I wouldn't say I'm opposed to the idea of sentientism, I agree with basically all of its claims and conclusions. But I don't think it'd be a good to strongly associate EA with sentientism, and I don't think it adds much to discussions of ethics.
On the first, I agree pretty strongly of the framing that effective altruism is a question, not an ideology, so I don't want to prescribe the ethics that someone must agree with in order to care about effective altruism.
Second, as I currently understand it (which is not super well), sentientism seems to only to take one ethical stance: conscious experience is the source of all moral value.
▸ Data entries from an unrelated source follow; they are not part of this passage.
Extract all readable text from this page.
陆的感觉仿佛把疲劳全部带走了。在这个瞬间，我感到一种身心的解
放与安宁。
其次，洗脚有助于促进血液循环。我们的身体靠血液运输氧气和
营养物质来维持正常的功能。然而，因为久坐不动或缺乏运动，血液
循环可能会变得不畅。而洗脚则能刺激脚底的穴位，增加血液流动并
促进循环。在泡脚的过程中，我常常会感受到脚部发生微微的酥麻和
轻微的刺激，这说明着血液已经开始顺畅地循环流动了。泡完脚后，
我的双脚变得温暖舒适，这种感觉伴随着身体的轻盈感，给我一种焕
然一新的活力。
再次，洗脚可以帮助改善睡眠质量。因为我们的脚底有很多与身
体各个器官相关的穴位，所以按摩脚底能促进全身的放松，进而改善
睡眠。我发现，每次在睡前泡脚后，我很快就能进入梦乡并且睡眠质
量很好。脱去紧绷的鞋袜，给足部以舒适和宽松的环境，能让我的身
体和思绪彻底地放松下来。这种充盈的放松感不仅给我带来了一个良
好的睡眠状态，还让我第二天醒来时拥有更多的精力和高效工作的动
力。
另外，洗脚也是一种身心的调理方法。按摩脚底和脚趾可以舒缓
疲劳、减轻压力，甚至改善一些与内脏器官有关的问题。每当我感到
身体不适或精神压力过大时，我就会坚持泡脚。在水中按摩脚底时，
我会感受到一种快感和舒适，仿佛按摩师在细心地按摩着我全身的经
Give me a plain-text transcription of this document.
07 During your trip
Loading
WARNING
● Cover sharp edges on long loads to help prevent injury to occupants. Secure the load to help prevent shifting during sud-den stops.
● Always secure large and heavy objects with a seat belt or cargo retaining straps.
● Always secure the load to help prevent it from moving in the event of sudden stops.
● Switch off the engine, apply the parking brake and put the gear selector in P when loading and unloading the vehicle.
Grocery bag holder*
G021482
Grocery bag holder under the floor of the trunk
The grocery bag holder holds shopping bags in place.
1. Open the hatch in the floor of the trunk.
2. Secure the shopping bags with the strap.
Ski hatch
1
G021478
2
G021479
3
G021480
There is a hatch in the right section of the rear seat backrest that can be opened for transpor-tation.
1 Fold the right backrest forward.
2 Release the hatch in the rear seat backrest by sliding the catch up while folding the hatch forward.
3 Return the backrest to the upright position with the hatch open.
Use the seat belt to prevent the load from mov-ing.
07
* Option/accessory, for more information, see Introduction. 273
This is definitely different from a stance that gods or humans or carbon-based life are the only sources of moral value, so kudos for having a position. But it takes no stance on most of the most important ethical questions: deontology vs consequentialism vs others, realism vs non-realism, internalism vs externalism, moral uncertainty. Even assuming a utilitarian starting point, it takes no stance on person affecting views, time discounting, preference vs hedonic utilitarianism, etc. Sentientism is my favorite answer to the question it's trying to answer, but it's hardly a comprehensive moral system.
[Meta: I'm still glad you posted this. We need people to think about about new ideas, even though we're not going to agree with most of them.]
Meta: I'm concerned about the amount of downvotes I see that aren't accompanied with any justification. Consider that there is a lot of information value in a negative judgment. I imagine that the author would be very happy to hear about this, and more generally, I imagine that EA as a whole would skill up a *lot* faster if downvotes came with instructions.
Downvotes aren't primarily to help the person being downvoted. They help other readers, which after all there are many more of than writers. Creating an expectation that they should all be explained increases the burden on the downvoter significantly, making them less likely to be used and therefore less useful.
The title of this post is “Does EA need an underlying philosophy? Could Sentientism be that philosophy?” I would consider both of those points to betray a lack of basic understanding of effective altruism. There are lots of good resources elsewhere- perhaps it would be good to have a basic faq article / wiki that could be Linked in such cases?
Thanks all. I'd love to hear thoughts from anyone who has downvoted. No obligation of course.
Alasdair - I think I'm reasonably familiar with EA but I could have been clearer. I was trying to explore two points:
1) Given both sentientism and EA focus on using evidence and reason and having broad moral compassion - I thought the term and the philosophy might be of interest to EA people generally.
2) Many (all?) of the problems EA looks to address are exacerbated by the fact that billions of people believe and act without a basis in evidence, reason or broad moral compassion. I'm interested in whether people think there is value in trying to bring large numbers of people up towards a simple, common philosophical baseline like Sentientism.